Faculty of Information Technology and Electrical Engineering, University of Oulu, Oulu, Finland.
JMIR Mhealth Uhealth. 2021 Jan 28;9(1):e21926. doi: 10.2196/21926.
Multimodal wearable technologies have brought forward wide possibilities in human activity recognition, and more specifically personalized monitoring of eating habits. The emerging challenge now is the selection of most discriminative information from high-dimensional data collected from multiple sources. The available fusion algorithms with their complex structure are poorly adopted to the computationally constrained environment which requires integrating information directly at the source. As a result, more simple low-level fusion methods are needed.
In the absence of a data combining process, the cost of directly applying high-dimensional raw data to a deep classifier would be computationally expensive with regard to the response time, energy consumption, and memory requirement. Taking this into account, we aimed to develop a data fusion technique in a computationally efficient way to achieve a more comprehensive insight of human activity dynamics in a lower dimension. The major objective was considering statistical dependency of multisensory data and exploring intermodality correlation patterns for different activities.
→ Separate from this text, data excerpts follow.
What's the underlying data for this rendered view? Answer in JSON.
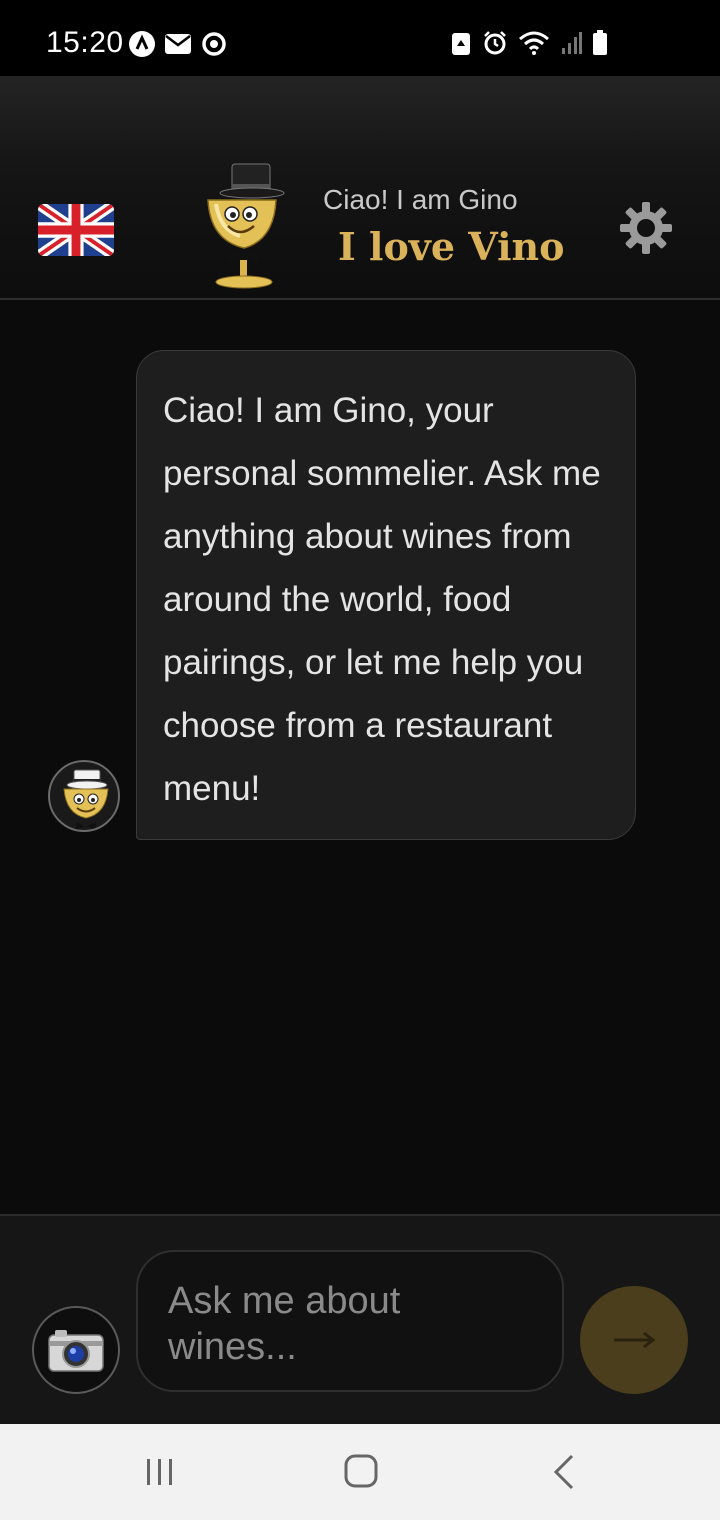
{
  "status_bar": {
    "time": "15:20",
    "left_icons": [
      "app-icon",
      "mail-icon",
      "sync-icon"
    ],
    "right_icons": [
      "recycle-icon",
      "alarm-icon",
      "wifi-icon",
      "signal-icon",
      "battery-icon"
    ]
  },
  "header": {
    "language_flag": "uk-flag-icon",
    "greeting": "Ciao! I am Gino",
    "brand": "I love Vino",
    "settings_icon": "gear-icon"
  },
  "chat": {
    "messages": [
      {
        "sender": "assistant",
        "text": "Ciao! I am Gino, your personal sommelier. Ask me anything about wines from around the world, food pairings, or let me help you choose from a restaurant menu!"
      }
    ]
  },
  "composer": {
    "placeholder": "Ask me about wines...",
    "value": "",
    "camera_icon": "camera-icon",
    "send_icon": "arrow-right-icon"
  },
  "nav_bar": {
    "items": [
      "recent-apps-icon",
      "home-icon",
      "back-icon"
    ]
  },
  "colors": {
    "brand_gold": "#d9b25a",
    "send_button": "#4b3e1d",
    "background": "#0b0b0b"
  }
}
In this technique, the information in time (regardless of the number of sources) is transformed into a 2D space that facilitates classification of eating episodes from others. This is based on a hypothesis that data captured by various sensors are statistically associated with each other and the covariance matrix of all these signals has a unique distribution correlated with each activity which can be encoded on a contour representation. These representations are then used as input of a deep model to learn specific patterns associated with specific activity.
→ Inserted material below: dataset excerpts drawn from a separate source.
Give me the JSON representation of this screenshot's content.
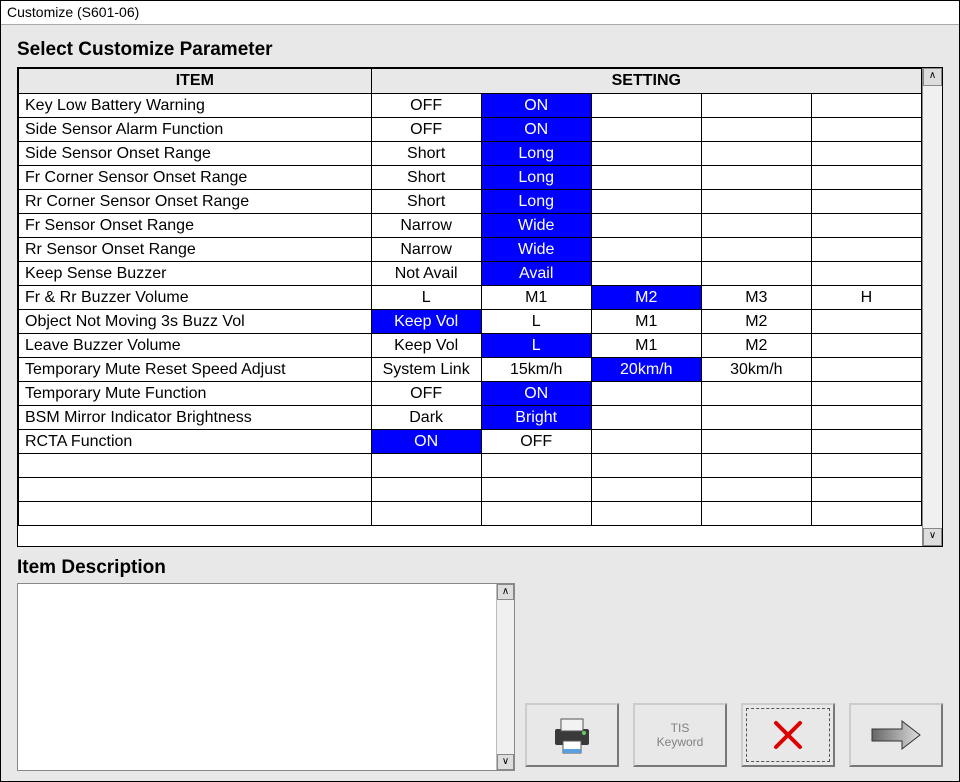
{
  "window": {
    "title": "Customize (S601-06)"
  },
  "headings": {
    "select_param": "Select Customize Parameter",
    "item_desc": "Item Description"
  },
  "table": {
    "headers": {
      "item": "ITEM",
      "setting": "SETTING"
    },
    "rows": [
      {
        "item": "Key Low Battery Warning",
        "opts": [
          "OFF",
          "ON",
          "",
          "",
          ""
        ],
        "sel": 1
      },
      {
        "item": "Side Sensor Alarm Function",
        "opts": [
          "OFF",
          "ON",
          "",
          "",
          ""
        ],
        "sel": 1
      },
      {
        "item": "Side Sensor Onset Range",
        "opts": [
          "Short",
          "Long",
          "",
          "",
          ""
        ],
        "sel": 1
      },
      {
        "item": "Fr Corner Sensor Onset Range",
        "opts": [
          "Short",
          "Long",
          "",
          "",
          ""
        ],
        "sel": 1
      },
      {
        "item": "Rr Corner Sensor Onset Range",
        "opts": [
          "Short",
          "Long",
          "",
          "",
          ""
        ],
        "sel": 1
      },
      {
        "item": "Fr Sensor Onset Range",
        "opts": [
          "Narrow",
          "Wide",
          "",
          "",
          ""
        ],
        "sel": 1
      },
      {
        "item": "Rr Sensor Onset Range",
        "opts": [
          "Narrow",
          "Wide",
          "",
          "",
          ""
        ],
        "sel": 1
      },
      {
        "item": "Keep Sense Buzzer",
        "opts": [
          "Not Avail",
          "Avail",
          "",
          "",
          ""
        ],
        "sel": 1
      },
      {
        "item": "Fr & Rr Buzzer Volume",
        "opts": [
          "L",
          "M1",
          "M2",
          "M3",
          "H"
        ],
        "sel": 2
      },
      {
        "item": "Object Not Moving 3s Buzz Vol",
        "opts": [
          "Keep Vol",
          "L",
          "M1",
          "M2",
          ""
        ],
        "sel": 0
      },
      {
        "item": "Leave Buzzer Volume",
        "opts": [
          "Keep Vol",
          "L",
          "M1",
          "M2",
          ""
        ],
        "sel": 1
      },
      {
        "item": "Temporary Mute Reset Speed Adjust",
        "opts": [
          "System Link",
          "15km/h",
          "20km/h",
          "30km/h",
          ""
        ],
        "sel": 2
      },
      {
        "item": "Temporary Mute Function",
        "opts": [
          "OFF",
          "ON",
          "",
          "",
          ""
        ],
        "sel": 1
      },
      {
        "item": "BSM Mirror Indicator Brightness",
        "opts": [
          "Dark",
          "Bright",
          "",
          "",
          ""
        ],
        "sel": 1
      },
      {
        "item": "RCTA Function",
        "opts": [
          "ON",
          "OFF",
          "",
          "",
          ""
        ],
        "sel": 0
      },
      {
        "item": "",
        "opts": [
          "",
          "",
          "",
          "",
          ""
        ],
        "sel": -1
      },
      {
        "item": "",
        "opts": [
          "",
          "",
          "",
          "",
          ""
        ],
        "sel": -1
      },
      {
        "item": "",
        "opts": [
          "",
          "",
          "",
          "",
          ""
        ],
        "sel": -1
      }
    ]
  },
  "description": {
    "text": ""
  },
  "buttons": {
    "tis_keyword": "TIS\nKeyword"
  },
  "icons": {
    "print": "printer-icon",
    "cancel": "x-icon",
    "next": "arrow-right-icon"
  },
  "colors": {
    "selected_bg": "#0000ff",
    "selected_fg": "#ffffff"
  }
}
In order to show the generalizability of the proposed fusion algorithm, 2 different scenarios were taken into account. These scenarios were different in terms of temporal segment size, type of activity, wearable device, subjects, and deep learning architecture. The first scenario used a data set in which a single participant performed a limited number of activities while wearing the Empatica E4 wristband. In the second scenario, a data set related to the activities of daily living was used where 10 different participants wore inertial measurement units while performing a more complex set of activities. The precision metric obtained from leave-one-subject-out cross-validation for the second scenario reached 0.803. The impact of missing data on performance degradation was also evaluated.
To conclude, the proposed fusion technique provides the possibility of embedding joint variability information over different modalities in just a single 2D representation which results in obtaining a more global view of different aspects of daily human activities at hand, and yet preserving the desired performance level in activity recognition.
多模态可穿戴技术在人类活动识别方面带来了广泛的可能性,特别是在个性化饮食习惯监测方面。现在面临的新兴挑战是从多个来源收集的高维数据中选择最具判别力的信息。现有的融合算法结构复杂,难以适应计算受限的环境,需要在源头上直接整合信息。因此,需要更简单的低层次融合方法。
在没有数据组合过程的情况下,直接将高维原始数据应用于深度分类器的成本将非常高,无论是在响应时间、能耗还是内存需求方面。考虑到这一点,我们旨在开发一种计算高效的数据融合技术,以便在更低的维度上更全面地了解人类活动的动态。主要目标是考虑多模态数据的统计相关性,并探索不同活动之间的模态间相关性模式。
在该技术中,时间信息(无论来源数量如何)被转换为二维空间,这有助于将进食事件与其他事件区分开来。这基于这样一个假设,即各种传感器捕获的数据在统计上彼此相关,并且所有这些信号的协方差矩阵具有与每个活动相关的独特分布,可以在轮廓表示上进行编码。然后,这些表示被用作深度模型的输入,以学习与特定活动相关的特定模式。
为了展示所提出的融合算法的泛化能力,考虑了 2 种不同的情况。这些情况在时间片段大小、活动类型、可穿戴设备、受试者和深度学习架构方面有所不同。第一种情况使用了一个数据集,其中一个参与者在佩戴 Empatica E4 腕带的情况下进行了有限数量的活动。在第二种情况下,使用了一个与日常生活活动相关的数据集,其中 10 名不同的参与者在进行更复杂的一组活动时佩戴了惯性测量单元。第二种情况下,通过留一受试者交叉验证获得的精度指标达到了 0.803。还评估了缺失数据对性能下降的影响。
总之,所提出的融合技术提供了一种可能性,可以将不同模态的联合可变性信息嵌入到单个二维表示中,从而更全面地了解手头日常人类活动的不同方面,同时保持活动识别的性能水平。